The U.S. Court of Appeals for the D.C. Circuit upheld Mr. Ring’s 2010 conviction, saying the evidence was sufficient because of the impact and influence an email from the Justice Department would have.
“I don’t know if a case like that survives after this decision,” Mr. Wise said. “Not only do you have to forward the email and set up a meeting, but you need evidence that an official tried influence the ultimate result. We could see cases like that subject to challenges.”
Noah Bookbinder, executive director of Citizens for Responsibility and Ethics in Washington, agreed that even with the narrowing of the statute, some cases could be challenged and future cases will face a different set of parameters.
“Bribery has always been a difficult charge to prove, and the Supreme Court just made it more difficult,” Mr. Bookbinder said. “There are a few instances of what a lot of us see as corruption which will be more difficult to prove now. It could be more rare going forward.”
‘Distasteful … tawdry’
Mr. Bookbinder said it’s not enough now to say that public officials set up meetings or expressed support for someone in order to level corruption charges against them.
“That’s a hurdle that wasn’t there before,” he said.
In his relationship with Mr. Williams, Mr. McDonnell accepted gifts such as golf outings, rides in the businessman’s Ferrari, a Rolex watch and $15,000 for catering at the McDonnells’ daughter’s wedding. But the former governor’s efforts on Mr. Williams’ behalf failed to secure state support of the businessman’s products, with state universities declining to research his supplement.
Writing for the court, Chief Justice Roberts said the instructions to Mr. McDonnell’s jury were so broad that any action a public official might take could be considered an “official action.”

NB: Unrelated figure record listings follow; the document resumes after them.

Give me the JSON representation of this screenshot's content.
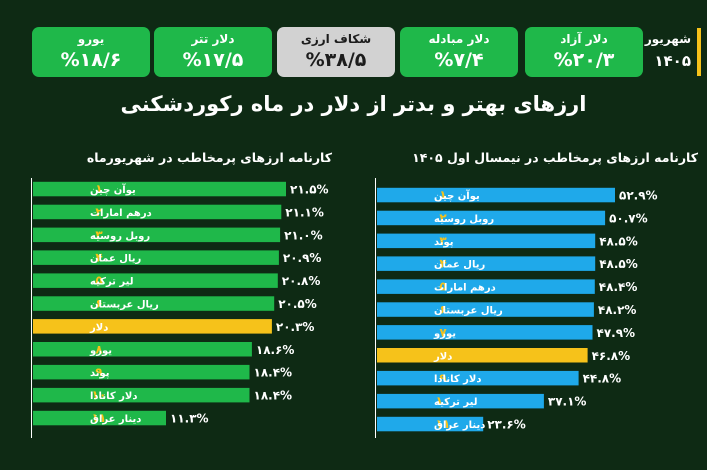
{
  "header": {
    "month_label": "شهریور",
    "year": "۱۴۰۵",
    "cards": [
      {
        "label": "دلار آزاد",
        "value": "%۲۰/۳",
        "style": "green"
      },
      {
        "label": "دلار مبادله",
        "value": "%۷/۴",
        "style": "green"
      },
      {
        "label": "شکاف ارزی",
        "value": "%۳۸/۵",
        "style": "gray"
      },
      {
        "label": "دلار تتر",
        "value": "%۱۷/۵",
        "style": "green"
      },
      {
        "label": "یورو",
        "value": "%۱۸/۶",
        "style": "green"
      }
    ]
  },
  "main_title": "ارزهای بهتر و بدتر از دلار در ماه رکوردشکنی",
  "colors": {
    "background": "#0e2a14",
    "green_bar": "#1fb84a",
    "blue_bar": "#1fa9ea",
    "highlight": "#f6c21a",
    "gray_card": "#d2d2d2"
  },
  "chart_data": [
    {
      "type": "bar",
      "orientation": "horizontal",
      "title": "کارنامه ارزهای پرمخاطب در نیمسال اول ۱۴۰۵",
      "ranks": [
        "۱",
        "۲",
        "۳",
        "۴",
        "۵",
        "۶",
        "۷",
        "۸",
        "۹",
        "۱۰",
        "۱۱"
      ],
      "categories": [
        "یوآن چین",
        "روبل روسیه",
        "پوند",
        "ریال عمان",
        "درهم امارات",
        "ریال عربستان",
        "یورو",
        "دلار",
        "دلار کانادا",
        "لیر ترکیه",
        "دینار عراق"
      ],
      "values": [
        52.9,
        50.7,
        48.5,
        48.5,
        48.4,
        48.2,
        47.9,
        46.8,
        44.8,
        37.1,
        23.6
      ],
      "value_labels": [
        "۵۲.۹%",
        "۵۰.۷%",
        "۴۸.۵%",
        "۴۸.۵%",
        "۴۸.۴%",
        "۴۸.۲%",
        "۴۷.۹%",
        "۴۶.۸%",
        "۴۴.۸%",
        "۳۷.۱%",
        "۲۳.۶%"
      ],
      "highlight": "دلار",
      "bar_color": "#1fa9ea"
    },
    {
      "type": "bar",
      "orientation": "horizontal",
      "title": "کارنامه ارزهای پرمخاطب در شهریورماه",
      "ranks": [
        "۱",
        "۲",
        "۳",
        "۴",
        "۵",
        "۶",
        "۷",
        "۸",
        "۹",
        "۱۰",
        "۱۱"
      ],
      "categories": [
        "یوآن چین",
        "درهم امارات",
        "روبل روسیه",
        "ریال عمان",
        "لیر ترکیه",
        "ریال عربستان",
        "دلار",
        "یورو",
        "پوند",
        "دلار کانادا",
        "دینار عراق"
      ],
      "values": [
        21.5,
        21.1,
        21.0,
        20.9,
        20.8,
        20.5,
        20.3,
        18.6,
        18.4,
        18.4,
        11.3
      ],
      "value_labels": [
        "۲۱.۵%",
        "۲۱.۱%",
        "۲۱.۰%",
        "۲۰.۹%",
        "۲۰.۸%",
        "۲۰.۵%",
        "۲۰.۳%",
        "۱۸.۶%",
        "۱۸.۴%",
        "۱۸.۴%",
        "۱۱.۳%"
      ],
      "highlight": "دلار",
      "bar_color": "#1fb84a"
    }
  ]
}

“Setting up a meeting, talking to another official, or organizing an event (or agreeing to do so) — without more — does not fit that definition of official act,” the chief justice wrote.

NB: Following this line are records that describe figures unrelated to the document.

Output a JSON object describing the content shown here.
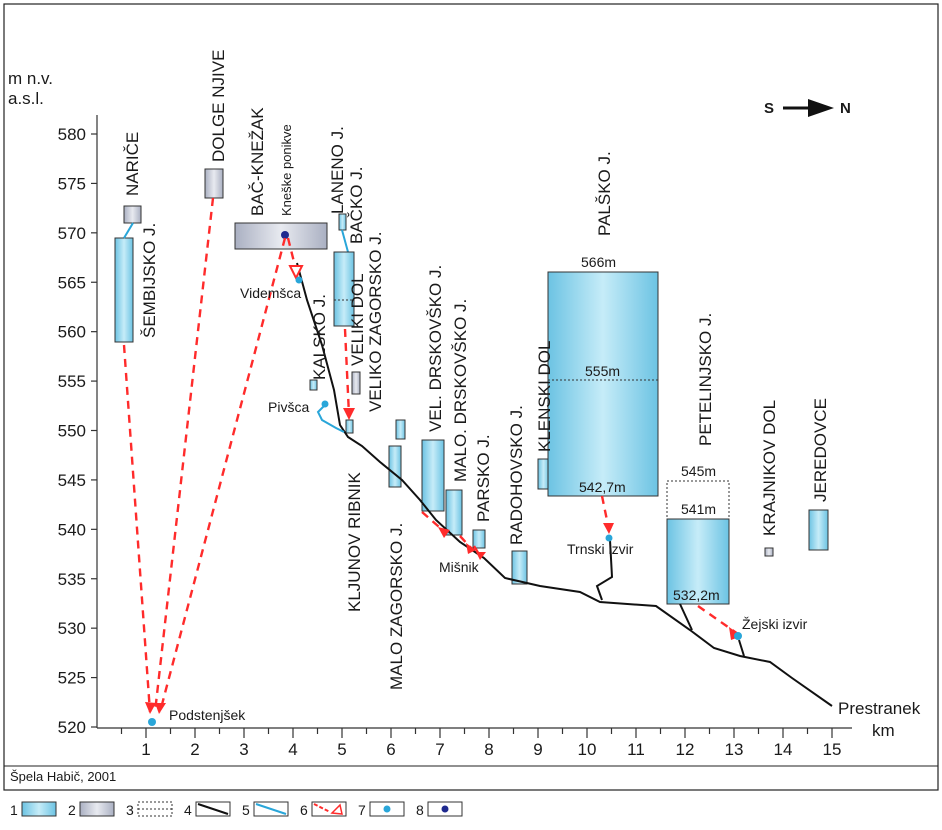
{
  "y_axis": {
    "unit_line1": "m n.v.",
    "unit_line2": "a.s.l.",
    "ticks": [
      "520",
      "525",
      "530",
      "535",
      "540",
      "545",
      "550",
      "555",
      "560",
      "565",
      "570",
      "575",
      "580"
    ]
  },
  "x_axis": {
    "unit": "km",
    "ticks": [
      "1",
      "2",
      "3",
      "4",
      "5",
      "6",
      "7",
      "8",
      "9",
      "10",
      "11",
      "12",
      "13",
      "14",
      "15"
    ]
  },
  "north": {
    "from": "S",
    "to": "N"
  },
  "credit": "Špela Habič, 2001",
  "labels": {
    "narice": "NARIČE",
    "dolge_njive": "DOLGE NJIVE",
    "bac_knezak": "BAČ-KNEŽAK",
    "kneske_ponikve": "Kneške ponikve",
    "laneno": "LANENO J.",
    "backo": "BAČKO J.",
    "sembijsko": "ŠEMBIJSKO J.",
    "kalsko": "KALSKO J.",
    "veliki_dol": "VELIKI DOL",
    "videmsca": "Videmšca",
    "pivsca": "Pivšca",
    "veliko_zagorsko": "VELIKO ZAGORSKO J.",
    "kljunov_ribnik": "KLJUNOV RIBNIK",
    "malo_zagorsko": "MALO ZAGORSKO J.",
    "vel_drskovsko": "VEL. DRSKOVŠKO J.",
    "malo_drskovsko": "MALO. DRSKOVŠKO J.",
    "parsko": "PARSKO J.",
    "misnik": "Mišnik",
    "radohovsko": "RADOHOVSKO J.",
    "klenski_dol": "KLENSKI DOL",
    "palsko": "PALŠKO J.",
    "trnski_izvir": "Trnski izvir",
    "petelinjsko": "PETELINJSKO J.",
    "krajnikov_dol": "KRAJNIKOV DOL",
    "jeredovce": "JEREDOVCE",
    "zejski_izvir": "Žejski izvir",
    "prestranek": "Prestranek",
    "podstenjsek": "Podstenjšek",
    "palsko_566": "566m",
    "palsko_555": "555m",
    "palsko_542": "542,7m",
    "petel_545": "545m",
    "petel_541": "541m",
    "petel_532": "532,2m"
  },
  "legend": [
    "1",
    "2",
    "3",
    "4",
    "5",
    "6",
    "7",
    "8"
  ],
  "colors": {
    "water": "#a9dcef",
    "water_dark": "#6cc3e3",
    "terrain": "#c9cdd8",
    "flow": "#ff2b2b",
    "spring": "#29a6d9",
    "ponor": "#1f2a8f",
    "line": "#111111"
  }
}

“There is no doubt that this case is distasteful; it may be worse than that,” he wrote. “But our concern is not with tawdry tales of Ferraris, Rolexes and ball gowns. It is instead with the broader legal implications of the government’s boundless interpretation of the federal bribery statute.”
Mr. Weiner noted that the court didn’t say whether Mr. McDonnell broke any laws, just that the case was mishandled when jury instructions were given.
“The court said that the behavior issue here was distasteful and maybe worse, so that suggests that they didn’t rule out the fact that laws were broken,” he said.
The Supreme Court last weighed in on what counts as honest services fraud in 2010, when it significantly narrowed the scope of the law in response to an appeal by Jeffrey Skilling, former chief executive of Enron.
The court found that for quid pro quo arrangements to be prosecuted as “honest services” fraud, bribes and kickbacks had to be involved. What was left open for interpretation was the level that the “quo” or official action must rise to in order to be considered a crime.
⦁ Andrea Noble contributed to this article, which is based in part on wire service reports.